The 22 faculty positions cut, including 15 current faculty who will not return, three retiring faculty members and four unfilled faculty slots that will not be filled, were never sought out to fulfill a budgetary number, he said. Rather, these were areas Fiore said the president saw low productivity numbers, and felt action was needed before the October 15 deadline for notifying faculty of their non-renewed contracts. The cuts were not limited to the least productive departments on campus, but were made to the departments where non-tenured faculty could be cut. Fiore did not know the number of faculty cuts until right before the decision was made.

Fiore also said one of the mistakes made in the past was not seeking input from Scott Van Loo, the vice president of enrollment management and marketing, and Stephen Storck, the vice president of business operations, in developing academic programs.

“The reality of the situation is it makes perfect sense that as we design academic programs we go to our experts on finance, on enrollment management and marketing and we say take a look at this, give us some ideas,” Fiore said.

He also commented on the potential for growth and innovation the university could exploit given a larger endowment and other revenue streams, as well as having the ability to make decisions without the same emphasis on the “dollars-in, dollars-out” numbers that currently drive many of the decisions the university makes. 

Faculty senators asked repeated questions about the rationale for the cuts, the number of cuts necessary, and how this would impact the prioritization process.

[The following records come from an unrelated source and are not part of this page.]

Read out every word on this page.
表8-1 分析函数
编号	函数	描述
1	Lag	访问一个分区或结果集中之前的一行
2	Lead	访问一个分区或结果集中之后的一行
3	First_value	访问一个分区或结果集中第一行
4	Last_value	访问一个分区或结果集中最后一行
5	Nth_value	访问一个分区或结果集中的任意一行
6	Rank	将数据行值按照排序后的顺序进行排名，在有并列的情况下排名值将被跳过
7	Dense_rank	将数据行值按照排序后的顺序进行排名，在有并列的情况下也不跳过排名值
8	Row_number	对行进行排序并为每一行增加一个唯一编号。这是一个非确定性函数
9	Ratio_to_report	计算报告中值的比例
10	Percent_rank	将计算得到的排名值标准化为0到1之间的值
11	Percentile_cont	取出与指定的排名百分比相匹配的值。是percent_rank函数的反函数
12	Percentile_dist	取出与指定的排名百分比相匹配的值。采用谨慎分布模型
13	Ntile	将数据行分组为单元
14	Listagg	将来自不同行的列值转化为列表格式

They also challenged the credit hours generated (CHG) statistic, the metric used to initiate the cuts. The metric is used to determine a numerical value for a faculty member’s productivity by analyzing the number of students in each section they teach. 

Gretchen Dworznik, a faculty senator and the chair of the Journalism and Digital Media department, raised her concern that this metric failed to account for the hours her department put into instruction outside of the classroom.

“I have three faculty members who receive load reductions so they can work outside the classroom in three media outlets with the students. My faculty member that was cut has spent 7,500 hours outside the classroom teaching students on remotes, on television studio productions, but yet he was cut due to the almighty CHG,” she said. 

Dan McDonald, a faculty senator and chair of the art department, wanted to know what the rationale behind 15 cuts.

“There has to be a rationale for why we initiated the process in the first place,” he said. “Was it to drive the overall credit numbers up? That may have been an answer. There was a need for a certain buffer? A certain amount of money? We needed a certain amount and 15 got us to that amount, and we found 15 spots that came close to what we were aiming for? There is no answer that just says, we didn’t need to cut these folks, and we only picked the people who were not productive. There needs to be an answer.” 

The standardized method of evaluating faculty was brought up by Boris Kerkez, a professor in the mathematics and computer science department. He asked for the number of full-time faculty members compared to full-time administrators, while also asking if the administrators were being evaluated by any sort of standardized metric.